What are collectors in Java Stream API?

In Java, the Collector is a concept in the Stream API which provides a way to collect the results of various operations in the stream.

It is used in conjunction with the collect method of the Stream interface. The collect method allows you to accumulate the elements of the stream into a summary result.

Here’s an example of how you can use a Collector:

package org.kodejava.stream;

import java.util.Arrays;
import java.util.List;
import java.util.stream.Collectors;

public class CollectToList {
    public static void main(String[] args) {
        List<String> stringList = Arrays.asList("A", "AA", "AAA", "B", "BB", "BBB");
        List<String> collectedList = stringList.stream()
                .filter(s -> s.startsWith("A"))
                .collect(Collectors.toList());
    }
}

In the above example, the Collector used is Collectors.toList(), which will accumulate the stream’s elements into a List.

java.util.stream.Collectors is a utility class that contains various methods for creating common kinds of Collectors.

A Collector can perform transformations on the input elements, accumulation of processed input elements into a container, and combining of two result containers. In fact, Collector is extremely flexible, and you can supply Collector with your own functions for these purposes if you need to.

Collector is an interface in the java.util.stream package. It’s used along with the collect() terminal operation to consume elements from a stream and store them into a collection or possibly other types of result container.

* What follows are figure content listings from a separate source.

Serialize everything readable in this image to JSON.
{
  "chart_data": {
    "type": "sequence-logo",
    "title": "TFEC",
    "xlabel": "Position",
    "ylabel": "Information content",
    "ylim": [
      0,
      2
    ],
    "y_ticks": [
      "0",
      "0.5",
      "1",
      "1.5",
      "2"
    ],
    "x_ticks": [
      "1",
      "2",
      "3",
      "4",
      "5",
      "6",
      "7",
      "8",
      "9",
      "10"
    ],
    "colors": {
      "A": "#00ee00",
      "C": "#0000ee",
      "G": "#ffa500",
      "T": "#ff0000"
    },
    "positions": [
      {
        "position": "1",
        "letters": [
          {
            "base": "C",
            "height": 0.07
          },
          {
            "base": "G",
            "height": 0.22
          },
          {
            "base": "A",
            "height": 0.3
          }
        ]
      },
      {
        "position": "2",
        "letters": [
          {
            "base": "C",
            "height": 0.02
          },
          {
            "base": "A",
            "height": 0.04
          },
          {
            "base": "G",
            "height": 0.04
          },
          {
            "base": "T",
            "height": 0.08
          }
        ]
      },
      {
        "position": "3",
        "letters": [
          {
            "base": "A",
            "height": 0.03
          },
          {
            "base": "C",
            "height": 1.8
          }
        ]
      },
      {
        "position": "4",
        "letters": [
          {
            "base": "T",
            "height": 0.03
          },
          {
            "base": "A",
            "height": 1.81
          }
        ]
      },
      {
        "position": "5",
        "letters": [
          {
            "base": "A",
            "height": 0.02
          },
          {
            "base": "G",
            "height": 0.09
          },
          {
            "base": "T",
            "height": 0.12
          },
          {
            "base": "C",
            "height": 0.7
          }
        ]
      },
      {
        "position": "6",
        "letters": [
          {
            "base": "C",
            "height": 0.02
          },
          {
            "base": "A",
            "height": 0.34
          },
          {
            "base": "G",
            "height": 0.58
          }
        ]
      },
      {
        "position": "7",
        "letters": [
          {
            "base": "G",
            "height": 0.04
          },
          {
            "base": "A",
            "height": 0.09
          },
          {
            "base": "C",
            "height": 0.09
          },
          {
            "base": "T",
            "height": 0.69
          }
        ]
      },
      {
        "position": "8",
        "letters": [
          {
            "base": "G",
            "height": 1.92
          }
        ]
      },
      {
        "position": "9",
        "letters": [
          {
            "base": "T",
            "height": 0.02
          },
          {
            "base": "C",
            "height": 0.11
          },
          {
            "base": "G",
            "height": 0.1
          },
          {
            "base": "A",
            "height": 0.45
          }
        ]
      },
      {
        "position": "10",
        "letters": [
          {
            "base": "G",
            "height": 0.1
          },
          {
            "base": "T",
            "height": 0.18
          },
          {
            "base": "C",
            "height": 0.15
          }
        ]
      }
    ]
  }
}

public interface Collector<T, A, R> {
    Supplier<A> supplier();
    BiConsumer<A, T> accumulator();
    BinaryOperator<A> combiner();
    Function<A, R> finisher();
    Set<Characteristics> characteristics();
}

Each Collector contains four functions: supplier(), accumulator(), combiner(), and finisher(), and a characteristics set which provides hints for the implementation to optimize processing.

  1. Supplier: It creates a new mutable result container, where T is the type of items in the stream to be collected, and A is the type of the mutable accumulation container.
  2. Accumulator: It incorporates an additional input element into a result container.
  3. Combiner: It combines two result containers into one. This is used in parallel processing.
  4. Finisher: It performs the final transformation from the intermediate accumulation type A to the final result type R.
  5. Characteristics: It returns a Set of Collector.Characteristics indicating the characteristics of this Collector. This can be CONCURRENT, UNORDERED or IDENTITY_FINISH.

Here’s an example demonstrating how to create a custom collector:

package org.kodejava.stream;

import java.util.Arrays;
import java.util.LinkedList;
import java.util.List;
import java.util.stream.Collector;

public class CustomCollector {
    public static void main(String[] args) {
        Collector<String, ?, LinkedList<String>> toLinkedList =
                Collector.of(
                        LinkedList::new,              // The Supplier
                        LinkedList::add,              // The Accumulator
                        (left, right) -> {            // The Combiner
                            left.addAll(right);
                            return left;
                        },
                        Collector.Characteristics.IDENTITY_FINISH
                );

        List<String> strings = Arrays.asList("a", "b", "c", "d");
        LinkedList<String> collectedStrings = strings.stream()
                .collect(toLinkedList);
    }
}

In the built-in java.util.stream.Collectors class, there are various static methods which return Collector instances for common use cases, such as toList(), toSet(), joining(), groupingBy(), partitioningBy(), and others.